- Neqareh Khaneh Location within Iran
- Coordinates: 30°47′45″N 51°20′26″E﻿ / ﻿30.79583°N 51.34056°E
- Country: Iran
- Province: Kohgiluyeh and Boyer-Ahmad
- County: Boyer-Ahmad
- District: Kabgian
- Rural District: Kabgian

Population (2016)
- • Total: 613
- Time zone: UTC+3:30 (IRST)

= Neqareh Khaneh, Kohgiluyeh and Boyer-Ahmad =

Village in Kohgiluyeh and Boyer-Ahmad province, Iran

Neqareh Khaneh (نقاره خانه) (Note: Also romanized as Naqāreh Khāneh and Neqāreh Khāneh) is a village in Kabgian Rural District of Kabgian District, Boyer-Ahmad County, Kohgiluyeh and Boyer-Ahmad province, Iran.

==Demographics==
===Population===
At the time of the 2006 National Census, the village's population was 714 in 159 households, when it was in Dana County.
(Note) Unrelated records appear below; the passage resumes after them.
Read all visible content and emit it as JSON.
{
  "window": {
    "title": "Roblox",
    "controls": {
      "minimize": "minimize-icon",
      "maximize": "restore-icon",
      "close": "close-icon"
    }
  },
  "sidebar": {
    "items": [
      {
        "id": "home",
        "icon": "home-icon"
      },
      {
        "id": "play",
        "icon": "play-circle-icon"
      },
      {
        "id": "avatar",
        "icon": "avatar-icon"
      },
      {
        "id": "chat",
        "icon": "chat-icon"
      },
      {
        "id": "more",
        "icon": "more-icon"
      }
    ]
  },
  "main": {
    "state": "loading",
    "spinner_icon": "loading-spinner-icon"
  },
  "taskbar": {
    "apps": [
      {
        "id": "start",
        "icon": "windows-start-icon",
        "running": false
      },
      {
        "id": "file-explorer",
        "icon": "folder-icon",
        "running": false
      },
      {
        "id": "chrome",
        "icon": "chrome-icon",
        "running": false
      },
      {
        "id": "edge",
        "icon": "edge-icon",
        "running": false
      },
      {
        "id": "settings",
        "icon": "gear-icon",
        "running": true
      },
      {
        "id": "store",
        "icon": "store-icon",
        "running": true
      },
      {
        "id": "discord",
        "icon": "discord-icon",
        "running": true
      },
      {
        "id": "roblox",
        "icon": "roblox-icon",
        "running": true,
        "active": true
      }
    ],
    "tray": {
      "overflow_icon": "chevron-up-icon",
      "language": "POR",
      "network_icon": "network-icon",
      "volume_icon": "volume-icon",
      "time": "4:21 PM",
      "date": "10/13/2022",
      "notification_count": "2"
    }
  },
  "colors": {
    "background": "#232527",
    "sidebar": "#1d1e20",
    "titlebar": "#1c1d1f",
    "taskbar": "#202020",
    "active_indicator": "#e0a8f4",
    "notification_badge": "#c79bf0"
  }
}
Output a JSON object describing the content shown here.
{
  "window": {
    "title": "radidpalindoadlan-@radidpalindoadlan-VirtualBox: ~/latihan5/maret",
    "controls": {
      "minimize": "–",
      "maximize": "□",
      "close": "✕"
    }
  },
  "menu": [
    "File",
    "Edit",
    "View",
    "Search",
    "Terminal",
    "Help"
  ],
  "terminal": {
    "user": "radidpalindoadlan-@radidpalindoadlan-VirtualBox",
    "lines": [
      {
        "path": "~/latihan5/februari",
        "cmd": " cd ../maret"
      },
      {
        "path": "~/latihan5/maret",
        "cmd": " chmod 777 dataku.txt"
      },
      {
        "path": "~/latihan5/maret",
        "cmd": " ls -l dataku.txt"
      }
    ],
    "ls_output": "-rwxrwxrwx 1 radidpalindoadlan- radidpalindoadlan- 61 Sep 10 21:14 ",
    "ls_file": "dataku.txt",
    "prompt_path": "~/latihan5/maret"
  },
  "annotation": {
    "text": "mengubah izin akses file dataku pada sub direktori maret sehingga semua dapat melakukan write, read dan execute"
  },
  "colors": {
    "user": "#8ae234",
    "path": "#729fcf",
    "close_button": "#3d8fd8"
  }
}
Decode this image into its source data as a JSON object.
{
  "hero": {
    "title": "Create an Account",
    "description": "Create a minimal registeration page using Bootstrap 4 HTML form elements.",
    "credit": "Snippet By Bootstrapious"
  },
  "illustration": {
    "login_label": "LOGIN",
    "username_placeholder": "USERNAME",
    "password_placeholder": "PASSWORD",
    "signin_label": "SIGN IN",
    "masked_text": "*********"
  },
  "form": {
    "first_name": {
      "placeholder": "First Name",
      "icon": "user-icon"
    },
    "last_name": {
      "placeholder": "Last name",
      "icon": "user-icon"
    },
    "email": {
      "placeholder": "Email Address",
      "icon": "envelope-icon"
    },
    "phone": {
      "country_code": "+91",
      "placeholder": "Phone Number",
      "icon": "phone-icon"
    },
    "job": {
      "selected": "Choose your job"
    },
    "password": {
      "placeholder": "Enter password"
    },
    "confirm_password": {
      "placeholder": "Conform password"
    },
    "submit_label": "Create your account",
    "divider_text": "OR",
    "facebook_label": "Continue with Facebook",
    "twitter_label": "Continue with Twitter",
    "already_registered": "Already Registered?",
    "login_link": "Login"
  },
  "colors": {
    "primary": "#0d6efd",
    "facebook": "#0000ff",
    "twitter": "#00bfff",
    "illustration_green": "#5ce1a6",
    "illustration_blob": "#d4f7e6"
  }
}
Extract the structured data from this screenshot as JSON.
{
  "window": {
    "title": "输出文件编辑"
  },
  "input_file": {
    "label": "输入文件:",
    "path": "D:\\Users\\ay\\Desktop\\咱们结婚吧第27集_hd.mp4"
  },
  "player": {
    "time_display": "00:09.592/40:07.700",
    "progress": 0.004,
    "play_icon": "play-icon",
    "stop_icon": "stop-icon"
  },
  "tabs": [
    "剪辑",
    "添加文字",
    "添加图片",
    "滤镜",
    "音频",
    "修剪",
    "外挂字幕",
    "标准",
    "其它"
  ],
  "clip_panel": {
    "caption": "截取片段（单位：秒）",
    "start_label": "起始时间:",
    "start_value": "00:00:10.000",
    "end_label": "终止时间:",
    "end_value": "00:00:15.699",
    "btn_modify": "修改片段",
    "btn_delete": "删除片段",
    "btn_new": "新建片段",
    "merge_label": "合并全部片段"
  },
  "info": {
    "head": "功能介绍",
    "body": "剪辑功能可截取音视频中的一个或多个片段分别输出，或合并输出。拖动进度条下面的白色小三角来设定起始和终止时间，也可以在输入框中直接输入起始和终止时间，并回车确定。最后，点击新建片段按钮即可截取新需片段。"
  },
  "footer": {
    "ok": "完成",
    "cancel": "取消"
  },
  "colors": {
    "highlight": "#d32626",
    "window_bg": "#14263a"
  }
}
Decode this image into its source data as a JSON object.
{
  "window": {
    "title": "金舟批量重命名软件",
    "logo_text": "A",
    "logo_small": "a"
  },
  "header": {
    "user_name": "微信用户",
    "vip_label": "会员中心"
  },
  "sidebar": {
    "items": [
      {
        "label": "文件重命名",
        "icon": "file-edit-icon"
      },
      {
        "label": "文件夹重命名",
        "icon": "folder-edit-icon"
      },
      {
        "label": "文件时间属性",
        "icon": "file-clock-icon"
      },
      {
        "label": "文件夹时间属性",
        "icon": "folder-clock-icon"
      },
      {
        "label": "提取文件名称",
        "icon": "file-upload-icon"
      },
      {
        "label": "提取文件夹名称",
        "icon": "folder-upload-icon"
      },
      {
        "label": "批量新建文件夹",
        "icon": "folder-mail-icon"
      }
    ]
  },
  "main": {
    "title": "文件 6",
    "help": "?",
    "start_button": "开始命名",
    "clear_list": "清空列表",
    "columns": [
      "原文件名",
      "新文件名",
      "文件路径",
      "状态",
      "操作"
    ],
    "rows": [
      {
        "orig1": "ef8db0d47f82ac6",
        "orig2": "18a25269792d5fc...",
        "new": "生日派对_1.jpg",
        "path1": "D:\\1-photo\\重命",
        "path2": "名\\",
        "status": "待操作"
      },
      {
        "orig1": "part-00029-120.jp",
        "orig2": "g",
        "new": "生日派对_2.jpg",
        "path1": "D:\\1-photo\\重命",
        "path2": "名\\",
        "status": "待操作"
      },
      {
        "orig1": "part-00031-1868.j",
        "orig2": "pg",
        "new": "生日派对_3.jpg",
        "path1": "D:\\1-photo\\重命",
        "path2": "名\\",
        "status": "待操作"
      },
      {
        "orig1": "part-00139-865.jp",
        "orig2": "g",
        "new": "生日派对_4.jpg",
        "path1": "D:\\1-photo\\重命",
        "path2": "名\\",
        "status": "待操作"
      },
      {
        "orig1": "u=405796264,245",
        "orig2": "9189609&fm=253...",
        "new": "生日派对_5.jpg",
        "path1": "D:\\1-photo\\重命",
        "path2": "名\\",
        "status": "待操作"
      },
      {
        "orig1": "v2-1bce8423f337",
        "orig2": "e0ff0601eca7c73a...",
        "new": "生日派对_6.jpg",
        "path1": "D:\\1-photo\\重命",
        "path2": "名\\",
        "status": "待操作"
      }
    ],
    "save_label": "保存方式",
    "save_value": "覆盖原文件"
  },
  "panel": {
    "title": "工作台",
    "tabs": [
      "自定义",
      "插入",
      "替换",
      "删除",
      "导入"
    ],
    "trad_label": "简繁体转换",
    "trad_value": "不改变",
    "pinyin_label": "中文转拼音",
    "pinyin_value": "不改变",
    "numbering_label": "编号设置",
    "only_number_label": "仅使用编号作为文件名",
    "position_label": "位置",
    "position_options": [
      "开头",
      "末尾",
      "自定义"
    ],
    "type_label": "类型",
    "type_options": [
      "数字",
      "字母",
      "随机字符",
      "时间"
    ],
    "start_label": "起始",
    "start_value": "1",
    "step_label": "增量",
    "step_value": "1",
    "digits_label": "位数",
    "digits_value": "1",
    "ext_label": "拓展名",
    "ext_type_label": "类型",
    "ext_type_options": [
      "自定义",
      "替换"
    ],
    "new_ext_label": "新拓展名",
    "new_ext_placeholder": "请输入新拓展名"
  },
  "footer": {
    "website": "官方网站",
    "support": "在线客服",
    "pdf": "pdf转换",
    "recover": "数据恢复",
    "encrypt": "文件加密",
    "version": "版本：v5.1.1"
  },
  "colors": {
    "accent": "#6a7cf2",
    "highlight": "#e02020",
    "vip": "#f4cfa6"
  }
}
The following census in 2011 counted 757 people in 200 households. The 2016 census measured the population of the village as 613 people in 163 households, by which time the district had been separated from the county to join Boyer-Ahmad County. It was the most populous village in its rural district.